Super interessant, de samenstellers van mijn studieboek zijn duidelijk geen experts op dit gebied. Nooit geweten dat het om het gonopodium ging. Volgens de samenstellers van de cursus wijst een groot scrotum bij primaten op een grote promiscuiteit. Zijn levendbarenden met een groot gonopodium ook actiever? Kun je aan het uiterlijk van een mannetje een grotere productiviteit aflezen?
Er valt idd wel iets te stellen over een man met een lang gonopodium t.o.v. mannen met een kort gonopodium. Mannen met een lang gonopodium doen praktisch niet aan een balts. Omdat ze hun gonopodium zonder problemen gericht kunnen krijgen richting de geslachtsopening van de vrouw. Omdat ze praktisch geen balts kennen, is het uiteinde van een lang gonopodium glad. Mannen met een kort gonopodium, kennen veelal 1 of meer haken aan het uiteinde van het gonopodium. Dit om een betere grip te kunnen krijgen op het korte contact met de geslachtsopening van de vrouw. vanwege hun korte gonopodium, hebben dit soort mannen wel een balts. Dit is om dichter bij het vrouwtje te kunnen komen. En dan is het richten van het gonopodium ook nog eens een kunst. Daarom hebben ze 1 of meer haakjes opdat ze bij elke poging tot paren grip kunnen krijgen.
Ik wil hierbij niet stellen dat mannetjes met een lang gonopodium actiever zijn. Doch ze hebben enkel minder moeite om te gaan paren dan mannetjes met een kort gonopodium.
Dan wil ik nog even stellen dat ondanks dat de bevruchting inwendig plaatsvindt, dat het gonopodium totaal niet in de geslachtsopening van het vrouwtje wordt gebracht. Doch enkel aan de voorzijde van de geslachtsopening. Het zaad wordt dan in delen aangezogen door het vrouwtje. En die delen van het zaad wordt in de plooien van de eileider opgeslagen. En als het vrouwtje besluit dat haar eitjes bevrucht kunnen worden, dan wordt 1 of meer willekeurige plooien geopend.
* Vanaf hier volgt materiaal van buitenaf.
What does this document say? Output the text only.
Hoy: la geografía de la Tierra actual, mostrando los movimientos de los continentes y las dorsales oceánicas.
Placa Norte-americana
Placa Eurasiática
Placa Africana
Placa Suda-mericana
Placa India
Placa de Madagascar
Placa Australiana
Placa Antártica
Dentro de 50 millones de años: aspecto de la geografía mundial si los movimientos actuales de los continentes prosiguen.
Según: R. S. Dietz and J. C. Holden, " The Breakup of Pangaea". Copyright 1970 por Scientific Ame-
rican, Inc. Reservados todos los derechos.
Als zo'n vrouwtje met meerdere mannetjes heeft gepaard, dan kan zo'n batch uit jongen bestaan van verschillende vaders. Dus nogmaals, de eitjes worden in zo'n geval door willekeurige zaadpakketjes bevrucht. Het is dus niet zo dat er geldt: First in, first out.... Ik lees het wel eens dat men stelt dat het vrouwtje eerst de oudere zaadpakketjes gebruikt. Dat is klare onzin.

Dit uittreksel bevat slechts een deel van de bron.